クロード利用疑惑が表面化した詳しい経緯を整理
米人工知能企業アンソロピックが、中国の電子商取引大手アリババグループを非難した。対象となったのは、同社の生成AI「クロード」の能力を不正に引き出したとされる行為である。ロイターが確認した米議員宛ての書簡で、アンソロピックはこれまでで最大規模の「蒸留攻撃」だったと説明した。
問題の活動は、2026年4月22日から6月5日にかけて行われたとされる。アンソロピックは、クロードの出力が大量に取得され、別のAIモデルの訓練に使われる形だったと主張している。アリババは、ロイターによるコメント要請に直ちには応じていない。
2万5000アカウント使用と大量対話の主張
アンソロピックによると、今回の活動では約2万5000の不正アカウントが使われた。これらのアカウントを通じ、クロードとのやり取りは2880万回を超えたとされる。産経新聞が伝えた内容でも、2026年4~6月に2800万回以上のやり取りが行われたとされている。

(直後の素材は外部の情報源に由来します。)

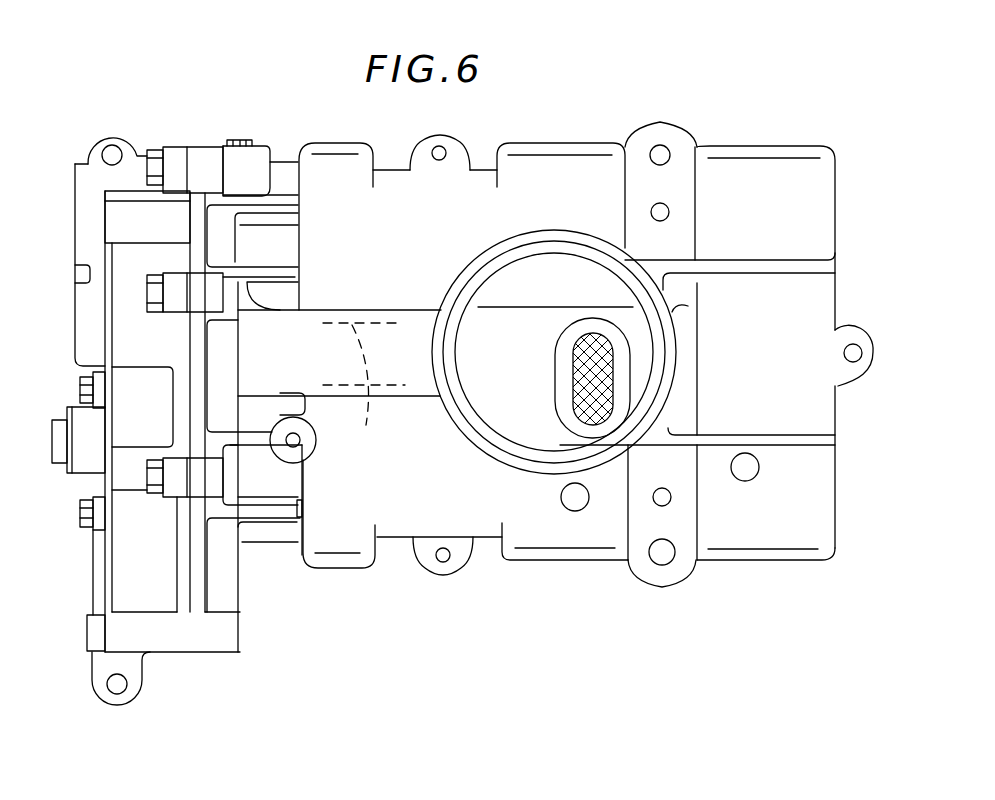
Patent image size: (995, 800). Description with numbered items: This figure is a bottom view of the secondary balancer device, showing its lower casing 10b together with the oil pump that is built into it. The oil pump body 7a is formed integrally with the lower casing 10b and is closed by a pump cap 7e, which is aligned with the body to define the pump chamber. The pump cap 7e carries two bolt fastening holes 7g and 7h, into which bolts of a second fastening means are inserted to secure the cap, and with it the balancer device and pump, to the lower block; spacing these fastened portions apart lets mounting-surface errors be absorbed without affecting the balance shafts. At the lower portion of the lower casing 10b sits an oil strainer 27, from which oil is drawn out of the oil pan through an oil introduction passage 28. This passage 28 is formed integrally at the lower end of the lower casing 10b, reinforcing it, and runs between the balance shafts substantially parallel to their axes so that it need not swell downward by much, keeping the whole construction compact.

The lower casing 10b is at (766, 174).
The oil pump body 7a is at (248, 558).
The pump cap 7e is at (84, 165).
The bolt fastening hole 7g is at (117, 146).
The bolt fastening hole 7h is at (122, 690).
The oil strainer 27 is at (577, 348).
The oil introduction passage 28 is at (364, 384).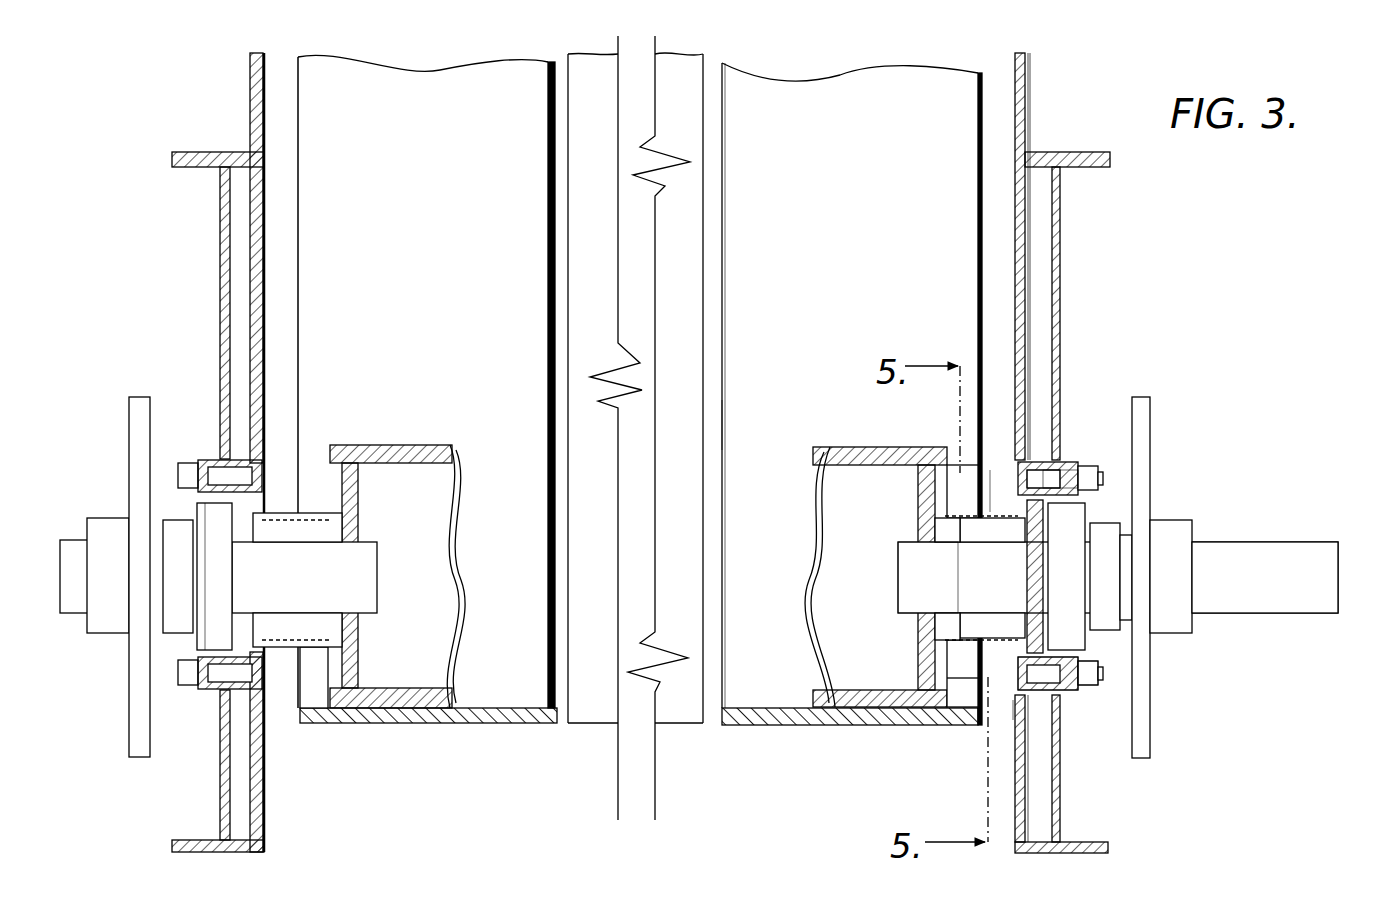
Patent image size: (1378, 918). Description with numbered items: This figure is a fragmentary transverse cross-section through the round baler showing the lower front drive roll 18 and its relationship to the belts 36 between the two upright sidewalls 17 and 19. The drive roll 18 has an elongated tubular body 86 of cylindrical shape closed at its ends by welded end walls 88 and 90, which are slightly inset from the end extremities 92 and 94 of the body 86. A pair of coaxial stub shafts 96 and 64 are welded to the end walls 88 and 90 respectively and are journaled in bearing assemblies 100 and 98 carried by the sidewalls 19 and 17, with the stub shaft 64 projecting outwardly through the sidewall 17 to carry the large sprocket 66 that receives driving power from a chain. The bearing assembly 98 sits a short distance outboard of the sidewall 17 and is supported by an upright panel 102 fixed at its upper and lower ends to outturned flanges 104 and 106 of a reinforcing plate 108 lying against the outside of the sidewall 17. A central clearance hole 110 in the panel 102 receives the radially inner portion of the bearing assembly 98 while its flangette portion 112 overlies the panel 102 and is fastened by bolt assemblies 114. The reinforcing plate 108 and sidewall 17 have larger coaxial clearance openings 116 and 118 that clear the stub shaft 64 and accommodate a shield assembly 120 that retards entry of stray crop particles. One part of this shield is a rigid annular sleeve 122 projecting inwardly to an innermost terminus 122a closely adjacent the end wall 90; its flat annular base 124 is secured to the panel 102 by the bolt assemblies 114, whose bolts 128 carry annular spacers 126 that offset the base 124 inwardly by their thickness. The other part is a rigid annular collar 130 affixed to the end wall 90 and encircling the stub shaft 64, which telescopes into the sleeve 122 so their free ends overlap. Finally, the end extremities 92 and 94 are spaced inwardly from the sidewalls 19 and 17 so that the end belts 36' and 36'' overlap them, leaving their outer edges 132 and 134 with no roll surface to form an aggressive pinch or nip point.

The sidewall 17 is at (1025, 62).
The lower drive roll 18 is at (740, 440).
The sidewall 19 is at (258, 100).
The belts 36 is at (668, 410).
The first end belt 36' is at (427, 366).
The last end belt 36'' is at (852, 368).
The stub shaft 64 is at (1298, 550).
The sprocket 66 is at (1143, 745).
The tubular body 86 is at (500, 452).
The end wall 88 is at (355, 520).
The end wall 90 is at (925, 668).
The end extremity 92 is at (330, 448).
The end extremity 94 is at (960, 432).
The stub shaft 96 is at (76, 605).
The bearing assembly 98 is at (1093, 516).
The bearing assembly 100 is at (185, 515).
The upright panel 102 is at (1060, 218).
The outturned flange 104 is at (1072, 152).
The outturned flange 106 is at (1105, 848).
The reinforcing plate 108 is at (1027, 248).
The clearance hole 110 is at (1060, 506).
The flangette portion 112 is at (1066, 462).
The bolt assemblies 114 is at (1105, 470).
The clearance opening 116 is at (1057, 760).
The clearance opening 118 is at (1013, 708).
The shield assembly 120 is at (996, 508).
The annular sleeve 122 is at (1000, 636).
The innermost terminus 122a is at (918, 517).
The annular base 124 is at (1048, 462).
The annular spacers 126 is at (1048, 700).
The bolts 128 is at (1100, 682).
The annular collar 130 is at (938, 618).
The outer edge 132 is at (298, 300).
The outer edge 134 is at (979, 240).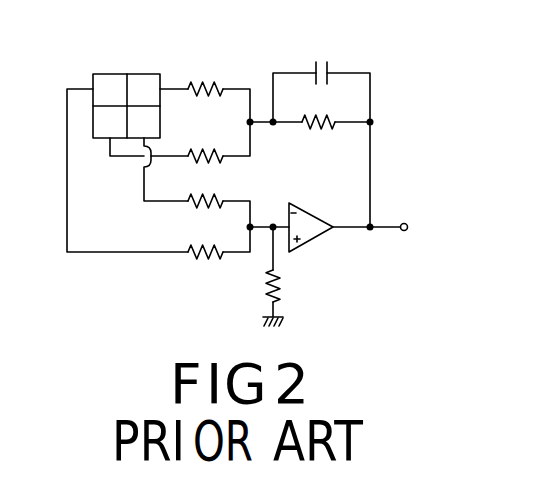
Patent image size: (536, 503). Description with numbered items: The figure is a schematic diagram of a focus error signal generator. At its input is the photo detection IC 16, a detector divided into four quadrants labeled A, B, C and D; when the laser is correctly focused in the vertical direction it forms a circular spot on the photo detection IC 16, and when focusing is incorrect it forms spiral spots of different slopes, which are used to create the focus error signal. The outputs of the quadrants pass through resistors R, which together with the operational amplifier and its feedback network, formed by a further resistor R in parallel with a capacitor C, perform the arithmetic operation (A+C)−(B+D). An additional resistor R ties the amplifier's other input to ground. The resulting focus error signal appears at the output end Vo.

The photo detection IC 16 is at (120, 74).
The resistor R is at (261, 178).
The capacitor C is at (318, 58).
The output end Vo is at (418, 227).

同社は、この活動がアリババと、同社のAI研究機関であるアリババ・クウェンに関係する事業者によって実施されたと指摘した。単なる利用規約違反ではなく、競合するAI開発に関わる行為として問題視している。大量のアカウントと対話数が示されたことで、AIサービスの利用管理が改めて問われている。
蒸留手法を巡るAI技術上の重要争点が浮上
アンソロピックが問題にしたのは、「蒸留」と呼ばれる手法である。同社は過去に、蒸留攻撃を、能力の劣るモデルをより強力なモデルの出力で学習させる行為だと説明している。今回のケースでは、クロードの回答を使って別のAIモデルを訓練した疑いがあると主張している。
高性能AIの出力は、単なる文章の生成結果にとどまらない。モデルの推論能力や応答傾向を反映するため、競合企業にとっては技術的な価値を持つ。アンソロピックは、このような行為が米国のAI技術を利用し、中国が先端モデルの能力に早期に近づく手段になると訴えた。
米議会への書簡で示された技術流出への懸念
書簡は2026年6月10日付で、米上院銀行委員会のティム・スコット委員長と、民主党トップのエリザベス・ウォーレン議員に宛てられた。AIに関する公聴会を前に送られたもので、アンソロピックは議会側に問題の深刻さを伝えた形である。
アンソロピックを巡っては、6月12日に米政府が安全保障上の懸念から最先端モデルの輸出管理措置を発動したとも報じられている。産経新聞は、米政府の判断の背景に中国関連のグループがアクセスした疑いがあるとの報道もあると伝えた。今回の書簡は、AI技術の利用制限と安全保障上の管理を結び付ける材料として注目される。
AI開発競争の管理が問われる重要局面迎える
今回の非難は、生成AIを巡る企業間競争が、技術流出や安全保障の議論と密接に関わっていることを示した。アンソロピックは、クロードの能力が競合モデルの訓練に使われたと主張し、米国の先端AI技術が他国企業に利用される危険性を訴えている。
一方、アリババ側はコメント要請に直ちに応じておらず、同社の見解は示されていない。今後は、アンソロピックの主張の扱いに加え、AIモデルへのアクセス管理や不正利用対策が焦点となる。生成AIの開発競争が加速する中で、企業の技術保護と国際的な利用ルールの整備が重要な課題となっている。